Social science research that clearly shows how gratitude positively impacts our own happiness, energy level, relationships, and overall wellbeing. Beyond the positive impact on our own hearts and souls, gratitude helps us build relationships with people and maintain a healthy life perspective.
An American Tradition
If we look backwards through history at how and why Thanksgiving came to be a national holiday, it has solidly Christian roots. Take a look through the Book of Common Prayer and you’ll see numerous prayers of thanks-giving to God Almighty. When life is hard, as it was for the earliest European settlers on American soil, we can complain and grumble, or we can give thanks for the good things that we do have.

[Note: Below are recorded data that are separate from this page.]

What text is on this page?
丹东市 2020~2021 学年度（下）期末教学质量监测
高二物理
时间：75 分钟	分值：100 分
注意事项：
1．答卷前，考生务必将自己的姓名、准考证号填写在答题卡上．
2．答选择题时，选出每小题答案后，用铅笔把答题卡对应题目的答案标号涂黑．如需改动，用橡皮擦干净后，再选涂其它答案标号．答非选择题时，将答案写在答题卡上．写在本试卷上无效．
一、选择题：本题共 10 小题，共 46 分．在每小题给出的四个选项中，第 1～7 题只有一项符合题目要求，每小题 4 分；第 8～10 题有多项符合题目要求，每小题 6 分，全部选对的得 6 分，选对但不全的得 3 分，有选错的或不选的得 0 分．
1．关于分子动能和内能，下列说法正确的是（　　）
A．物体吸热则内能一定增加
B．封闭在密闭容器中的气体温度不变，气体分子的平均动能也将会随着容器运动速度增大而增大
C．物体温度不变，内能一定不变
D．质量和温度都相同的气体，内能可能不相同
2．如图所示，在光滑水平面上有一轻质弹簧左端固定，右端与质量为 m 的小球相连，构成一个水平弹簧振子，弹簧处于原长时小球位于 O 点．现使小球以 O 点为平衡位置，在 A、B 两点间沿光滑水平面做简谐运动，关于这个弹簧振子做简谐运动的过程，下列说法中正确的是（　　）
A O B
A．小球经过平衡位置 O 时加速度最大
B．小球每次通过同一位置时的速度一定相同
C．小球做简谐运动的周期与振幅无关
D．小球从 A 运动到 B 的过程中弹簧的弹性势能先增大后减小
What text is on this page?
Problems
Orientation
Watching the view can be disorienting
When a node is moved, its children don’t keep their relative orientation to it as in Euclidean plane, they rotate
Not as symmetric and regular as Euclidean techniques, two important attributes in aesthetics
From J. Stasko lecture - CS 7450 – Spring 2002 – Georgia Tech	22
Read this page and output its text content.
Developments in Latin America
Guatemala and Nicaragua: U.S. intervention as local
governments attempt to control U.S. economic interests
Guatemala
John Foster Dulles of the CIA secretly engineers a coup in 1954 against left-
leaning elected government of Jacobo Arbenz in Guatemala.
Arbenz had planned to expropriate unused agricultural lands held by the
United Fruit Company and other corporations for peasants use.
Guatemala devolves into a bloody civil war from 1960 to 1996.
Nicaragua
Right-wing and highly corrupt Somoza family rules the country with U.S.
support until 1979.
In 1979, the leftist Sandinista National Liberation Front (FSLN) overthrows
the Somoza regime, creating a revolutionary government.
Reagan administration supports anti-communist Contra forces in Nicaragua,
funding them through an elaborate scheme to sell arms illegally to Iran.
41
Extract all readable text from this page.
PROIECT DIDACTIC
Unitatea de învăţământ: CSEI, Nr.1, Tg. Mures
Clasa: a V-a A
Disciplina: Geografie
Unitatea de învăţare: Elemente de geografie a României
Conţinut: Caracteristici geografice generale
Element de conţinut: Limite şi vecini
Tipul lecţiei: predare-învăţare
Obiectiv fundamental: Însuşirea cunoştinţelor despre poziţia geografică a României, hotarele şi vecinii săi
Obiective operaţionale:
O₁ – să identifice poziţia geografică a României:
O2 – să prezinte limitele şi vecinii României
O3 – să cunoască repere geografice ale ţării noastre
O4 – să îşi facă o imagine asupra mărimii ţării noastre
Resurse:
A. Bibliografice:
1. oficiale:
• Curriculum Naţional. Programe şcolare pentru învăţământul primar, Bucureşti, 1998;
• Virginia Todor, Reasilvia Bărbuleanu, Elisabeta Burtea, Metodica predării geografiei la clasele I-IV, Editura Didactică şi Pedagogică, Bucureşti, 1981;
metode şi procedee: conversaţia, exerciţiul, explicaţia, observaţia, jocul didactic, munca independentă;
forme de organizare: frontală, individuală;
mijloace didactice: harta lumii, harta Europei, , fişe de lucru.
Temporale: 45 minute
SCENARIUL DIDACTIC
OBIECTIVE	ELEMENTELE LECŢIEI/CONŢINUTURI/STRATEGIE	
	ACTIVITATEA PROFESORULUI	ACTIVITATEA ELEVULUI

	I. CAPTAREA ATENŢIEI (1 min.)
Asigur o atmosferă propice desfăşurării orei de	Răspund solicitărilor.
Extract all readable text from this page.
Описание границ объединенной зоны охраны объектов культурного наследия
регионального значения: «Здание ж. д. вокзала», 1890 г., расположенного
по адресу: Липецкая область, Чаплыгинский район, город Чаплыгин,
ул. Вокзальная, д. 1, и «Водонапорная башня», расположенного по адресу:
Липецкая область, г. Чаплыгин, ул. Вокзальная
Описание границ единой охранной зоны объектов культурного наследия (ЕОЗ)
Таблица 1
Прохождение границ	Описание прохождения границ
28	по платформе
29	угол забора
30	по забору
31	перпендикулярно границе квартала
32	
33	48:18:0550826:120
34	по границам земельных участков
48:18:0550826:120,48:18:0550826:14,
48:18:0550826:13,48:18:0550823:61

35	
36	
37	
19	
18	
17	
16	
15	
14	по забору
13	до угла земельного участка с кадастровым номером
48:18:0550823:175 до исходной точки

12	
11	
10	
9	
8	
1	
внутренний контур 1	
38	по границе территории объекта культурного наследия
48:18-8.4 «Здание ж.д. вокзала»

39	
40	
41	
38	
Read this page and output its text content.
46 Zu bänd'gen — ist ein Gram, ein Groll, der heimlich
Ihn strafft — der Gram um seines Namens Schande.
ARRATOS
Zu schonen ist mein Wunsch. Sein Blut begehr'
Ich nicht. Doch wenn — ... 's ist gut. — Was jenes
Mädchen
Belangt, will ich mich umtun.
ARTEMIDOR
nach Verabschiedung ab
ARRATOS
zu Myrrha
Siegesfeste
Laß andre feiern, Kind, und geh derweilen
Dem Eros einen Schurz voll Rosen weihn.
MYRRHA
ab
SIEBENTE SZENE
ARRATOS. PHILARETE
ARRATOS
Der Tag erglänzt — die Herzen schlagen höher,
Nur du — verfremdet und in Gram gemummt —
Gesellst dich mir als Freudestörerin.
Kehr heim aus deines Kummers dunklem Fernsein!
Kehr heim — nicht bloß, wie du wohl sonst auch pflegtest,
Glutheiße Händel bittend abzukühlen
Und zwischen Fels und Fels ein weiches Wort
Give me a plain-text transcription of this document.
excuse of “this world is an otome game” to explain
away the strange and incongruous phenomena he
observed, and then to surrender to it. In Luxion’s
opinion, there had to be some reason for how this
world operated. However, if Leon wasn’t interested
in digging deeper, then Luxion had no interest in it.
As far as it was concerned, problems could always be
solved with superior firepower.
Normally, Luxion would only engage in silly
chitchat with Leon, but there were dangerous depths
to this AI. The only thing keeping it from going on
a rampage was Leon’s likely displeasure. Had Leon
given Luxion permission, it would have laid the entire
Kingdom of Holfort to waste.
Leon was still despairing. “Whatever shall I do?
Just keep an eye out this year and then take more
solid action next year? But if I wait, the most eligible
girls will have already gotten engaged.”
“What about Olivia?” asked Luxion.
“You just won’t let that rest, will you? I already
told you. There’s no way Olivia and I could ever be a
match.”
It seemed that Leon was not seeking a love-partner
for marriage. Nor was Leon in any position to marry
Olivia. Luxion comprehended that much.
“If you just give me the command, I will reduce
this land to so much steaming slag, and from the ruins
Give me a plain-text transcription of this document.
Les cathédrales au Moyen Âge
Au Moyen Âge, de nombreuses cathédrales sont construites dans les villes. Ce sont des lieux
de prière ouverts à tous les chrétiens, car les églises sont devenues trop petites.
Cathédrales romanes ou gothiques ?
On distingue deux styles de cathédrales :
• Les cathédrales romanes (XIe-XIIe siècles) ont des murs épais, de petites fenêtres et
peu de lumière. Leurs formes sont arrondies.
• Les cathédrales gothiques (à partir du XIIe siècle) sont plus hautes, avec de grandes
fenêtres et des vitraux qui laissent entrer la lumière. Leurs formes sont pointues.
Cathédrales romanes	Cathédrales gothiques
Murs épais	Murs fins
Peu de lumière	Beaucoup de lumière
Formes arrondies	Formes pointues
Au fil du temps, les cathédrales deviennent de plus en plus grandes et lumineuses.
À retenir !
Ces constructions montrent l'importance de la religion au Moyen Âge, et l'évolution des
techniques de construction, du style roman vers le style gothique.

The holiday itself here in the USA was first proclaimed by Abraham Lincoln. I encourage you to reflect on his words this Thanksgiving season:
The year that is drawing towards its close, has been filled with the blessings of fruitful fields and healthful skies. To these bounties, which are so constantly enjoyed that we are prone to forget the source from which they come… No human counsel hath devised nor hath any mortal hand worked out these great things. They are the gracious gifts of the Most High God, who, while dealing with us in anger for our sins, hath nevertheless remembered mercy. It has seemed to me fit and proper that they should be solemnly, reverently and gratefully acknowledged as with one heart and one voice by the whole American People. (1863)
This speech was given in the midst of the Civil War. Thousands of families were torn apart, losing loved ones, sacrificing for the sake of a war effort in their own homeland. Is that a natural time to give thanks? Do we recognize the blessings within our seasons of suffering and shame?
Give Thanks to the Right Person
Ultimately, the Person we need to say “thank you” to is God himself. God created us to be in relationship with Him, thankful for his good gifts and observant to who He is and what He has done for us.
Gratitude is a core Christian trait. How can we be anything but thankful when we reflect on everything God has done for us? If you’ve taken a breath while reading this post, you have something to be thankful for.
This Thanksgiving holiday, may we not “forget the source from which” these blessings come. May we recognize “the gracious gifts of the Most High God” today, and share that thankfulness with those around us.